Two years on, blaze victims await justice.
In July 2006, a blaze at a labour camp in Gudaibiya left 16 Indian workers dead. The workers were made to live in a squalid, overcrowded camp, with outrageously poor facilities. Not only were appropriate safety measures ignored, but the windows were sealed shut, limiting the workers' means of escape.
Angered, the 200 surviving workers took to protesting, demanding that their dues be paid and the families of the deceased compensated. But even after a deal was reached between the Ministry of Labour and the employing company was reached, the workers weren't paid even weeks later
...yet two years on, families of those who lost their lives continue to await justice. The company continues to refuse to pay the families any form of compensation, and no action can be taken by the family's lawyers pending the proceedings of the criminal court. While the owner of the construction company and two Indian supervisors were initially charged with violating labour laws, only one of the supervisors was charged with manslaughter; he has appealed the sentence.

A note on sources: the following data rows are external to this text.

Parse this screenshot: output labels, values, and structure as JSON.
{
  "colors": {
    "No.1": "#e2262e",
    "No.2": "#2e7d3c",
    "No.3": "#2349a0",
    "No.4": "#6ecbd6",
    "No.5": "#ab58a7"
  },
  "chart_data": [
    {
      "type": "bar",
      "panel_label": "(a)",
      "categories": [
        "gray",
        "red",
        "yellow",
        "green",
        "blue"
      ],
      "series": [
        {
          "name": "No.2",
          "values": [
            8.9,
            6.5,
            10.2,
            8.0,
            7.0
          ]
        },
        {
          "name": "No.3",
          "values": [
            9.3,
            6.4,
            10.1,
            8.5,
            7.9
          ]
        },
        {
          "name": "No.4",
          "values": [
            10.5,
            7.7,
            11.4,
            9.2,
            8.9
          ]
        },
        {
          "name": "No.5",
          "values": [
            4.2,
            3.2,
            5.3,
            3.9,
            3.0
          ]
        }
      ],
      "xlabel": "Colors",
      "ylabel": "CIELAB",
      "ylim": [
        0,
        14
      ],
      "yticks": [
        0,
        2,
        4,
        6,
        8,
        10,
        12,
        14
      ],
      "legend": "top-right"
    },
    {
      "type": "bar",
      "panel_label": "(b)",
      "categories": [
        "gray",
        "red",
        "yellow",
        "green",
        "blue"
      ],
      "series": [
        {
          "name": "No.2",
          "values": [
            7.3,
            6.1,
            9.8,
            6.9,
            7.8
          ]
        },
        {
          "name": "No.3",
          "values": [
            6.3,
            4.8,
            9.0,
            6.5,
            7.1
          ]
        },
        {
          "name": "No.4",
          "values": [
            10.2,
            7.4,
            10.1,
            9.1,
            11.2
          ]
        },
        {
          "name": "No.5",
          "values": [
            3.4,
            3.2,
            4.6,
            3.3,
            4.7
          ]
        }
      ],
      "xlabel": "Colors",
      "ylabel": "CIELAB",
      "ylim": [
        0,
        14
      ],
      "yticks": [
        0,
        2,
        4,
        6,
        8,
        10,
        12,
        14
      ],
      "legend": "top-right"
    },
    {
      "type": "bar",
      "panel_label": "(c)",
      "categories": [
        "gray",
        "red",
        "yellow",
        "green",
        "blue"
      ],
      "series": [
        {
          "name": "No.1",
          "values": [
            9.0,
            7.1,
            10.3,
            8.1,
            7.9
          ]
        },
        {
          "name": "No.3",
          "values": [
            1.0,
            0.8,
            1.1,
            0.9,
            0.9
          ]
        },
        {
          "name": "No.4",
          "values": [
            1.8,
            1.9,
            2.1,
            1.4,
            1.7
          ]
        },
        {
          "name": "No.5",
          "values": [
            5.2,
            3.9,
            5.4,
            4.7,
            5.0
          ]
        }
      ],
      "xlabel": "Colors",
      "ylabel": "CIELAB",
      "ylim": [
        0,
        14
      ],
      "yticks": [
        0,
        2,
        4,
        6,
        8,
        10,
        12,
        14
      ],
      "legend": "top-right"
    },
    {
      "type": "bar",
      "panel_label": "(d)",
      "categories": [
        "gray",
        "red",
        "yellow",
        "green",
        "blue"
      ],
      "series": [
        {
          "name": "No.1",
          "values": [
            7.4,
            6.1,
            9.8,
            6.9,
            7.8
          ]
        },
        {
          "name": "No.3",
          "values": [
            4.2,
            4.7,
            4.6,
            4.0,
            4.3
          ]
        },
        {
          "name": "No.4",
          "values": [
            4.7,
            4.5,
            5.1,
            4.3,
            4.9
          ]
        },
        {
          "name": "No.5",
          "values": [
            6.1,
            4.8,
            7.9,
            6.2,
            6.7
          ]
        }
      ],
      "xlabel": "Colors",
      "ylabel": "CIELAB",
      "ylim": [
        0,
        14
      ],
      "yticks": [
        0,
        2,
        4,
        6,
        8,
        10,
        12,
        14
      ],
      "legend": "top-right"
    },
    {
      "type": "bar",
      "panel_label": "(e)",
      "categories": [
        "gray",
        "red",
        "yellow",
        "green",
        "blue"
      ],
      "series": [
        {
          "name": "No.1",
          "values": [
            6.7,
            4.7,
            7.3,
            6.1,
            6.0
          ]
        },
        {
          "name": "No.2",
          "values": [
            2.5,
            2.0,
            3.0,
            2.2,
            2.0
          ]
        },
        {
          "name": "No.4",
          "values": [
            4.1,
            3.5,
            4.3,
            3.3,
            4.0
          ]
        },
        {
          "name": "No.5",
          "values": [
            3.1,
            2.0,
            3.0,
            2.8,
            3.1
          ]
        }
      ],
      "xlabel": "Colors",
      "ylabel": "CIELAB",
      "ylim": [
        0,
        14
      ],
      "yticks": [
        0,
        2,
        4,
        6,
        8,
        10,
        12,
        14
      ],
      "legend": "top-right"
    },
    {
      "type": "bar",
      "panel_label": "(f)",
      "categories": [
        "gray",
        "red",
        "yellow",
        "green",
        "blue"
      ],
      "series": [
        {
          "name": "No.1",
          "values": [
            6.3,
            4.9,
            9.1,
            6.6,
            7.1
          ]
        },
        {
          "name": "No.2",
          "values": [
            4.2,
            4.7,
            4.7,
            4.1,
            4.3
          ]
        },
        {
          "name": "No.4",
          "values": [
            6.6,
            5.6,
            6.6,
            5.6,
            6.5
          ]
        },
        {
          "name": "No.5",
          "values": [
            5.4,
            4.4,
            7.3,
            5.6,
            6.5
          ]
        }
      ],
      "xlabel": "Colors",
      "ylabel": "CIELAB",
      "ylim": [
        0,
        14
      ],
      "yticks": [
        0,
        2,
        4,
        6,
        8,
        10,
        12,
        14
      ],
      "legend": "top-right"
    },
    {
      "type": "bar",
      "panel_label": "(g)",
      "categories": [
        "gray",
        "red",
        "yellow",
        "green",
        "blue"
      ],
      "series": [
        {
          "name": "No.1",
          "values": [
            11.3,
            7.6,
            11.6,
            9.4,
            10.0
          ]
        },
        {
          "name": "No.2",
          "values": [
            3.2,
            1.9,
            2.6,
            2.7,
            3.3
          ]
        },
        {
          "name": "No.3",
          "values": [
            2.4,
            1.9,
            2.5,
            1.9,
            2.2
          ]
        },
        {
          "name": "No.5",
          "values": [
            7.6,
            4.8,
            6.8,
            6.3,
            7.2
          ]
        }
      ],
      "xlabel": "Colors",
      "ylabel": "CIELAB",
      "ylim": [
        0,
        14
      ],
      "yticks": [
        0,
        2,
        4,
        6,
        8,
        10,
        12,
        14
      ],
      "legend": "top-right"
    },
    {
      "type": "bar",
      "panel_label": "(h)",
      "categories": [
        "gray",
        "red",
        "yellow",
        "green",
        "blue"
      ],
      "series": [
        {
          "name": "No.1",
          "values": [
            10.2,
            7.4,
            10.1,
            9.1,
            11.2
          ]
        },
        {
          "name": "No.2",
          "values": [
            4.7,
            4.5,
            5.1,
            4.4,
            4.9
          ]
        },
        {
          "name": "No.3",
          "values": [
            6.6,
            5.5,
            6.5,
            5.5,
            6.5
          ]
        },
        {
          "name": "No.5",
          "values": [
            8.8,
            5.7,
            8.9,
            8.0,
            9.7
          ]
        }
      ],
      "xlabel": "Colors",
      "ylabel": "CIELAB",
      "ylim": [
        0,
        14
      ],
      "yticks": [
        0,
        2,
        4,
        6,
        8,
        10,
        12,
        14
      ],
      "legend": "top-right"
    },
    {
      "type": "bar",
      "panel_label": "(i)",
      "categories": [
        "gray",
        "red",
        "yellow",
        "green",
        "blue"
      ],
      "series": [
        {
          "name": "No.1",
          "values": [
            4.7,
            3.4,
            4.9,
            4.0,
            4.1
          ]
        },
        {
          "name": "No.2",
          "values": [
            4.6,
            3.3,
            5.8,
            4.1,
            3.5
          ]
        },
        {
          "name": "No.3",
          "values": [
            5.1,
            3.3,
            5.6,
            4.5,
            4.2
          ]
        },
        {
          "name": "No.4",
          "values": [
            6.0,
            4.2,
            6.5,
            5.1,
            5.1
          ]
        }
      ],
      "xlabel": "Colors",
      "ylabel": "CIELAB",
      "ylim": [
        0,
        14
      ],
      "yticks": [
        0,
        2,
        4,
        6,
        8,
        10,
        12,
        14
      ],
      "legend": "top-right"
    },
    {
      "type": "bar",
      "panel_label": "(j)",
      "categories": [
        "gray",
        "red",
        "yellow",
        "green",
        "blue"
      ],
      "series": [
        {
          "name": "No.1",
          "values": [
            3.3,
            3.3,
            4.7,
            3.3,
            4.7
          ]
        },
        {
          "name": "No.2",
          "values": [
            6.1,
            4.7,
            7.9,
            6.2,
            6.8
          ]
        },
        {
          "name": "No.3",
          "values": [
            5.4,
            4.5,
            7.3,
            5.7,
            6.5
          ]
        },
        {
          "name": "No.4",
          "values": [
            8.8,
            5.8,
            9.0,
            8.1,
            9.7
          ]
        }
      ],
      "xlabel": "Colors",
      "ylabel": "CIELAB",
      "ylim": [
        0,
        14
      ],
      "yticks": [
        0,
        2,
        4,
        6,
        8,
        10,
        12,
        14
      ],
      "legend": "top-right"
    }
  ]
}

Meanwhile the families, many of whom have lost their sole income provider, continue to suffer.
Another victim, V Subramanyam, came to Bahrain to earn enough money to pay for the weddings of his two daughters, as well as his son's higher education.
He also borrowed heavily to pay for his visa and a ticket, but after his death his wife Periammal told the New Indian Express she was now struggling to earn a living.
With the money she got as aid from the Indian government, she paid off her debt and married off one of her daughters.
She and her other daughter Sarasu were now working in paddy fields.
Most of the families are so illiterate they don't even know what an embassy is, let alone know how to contact Indian Embassy officials in Bahrain for updates.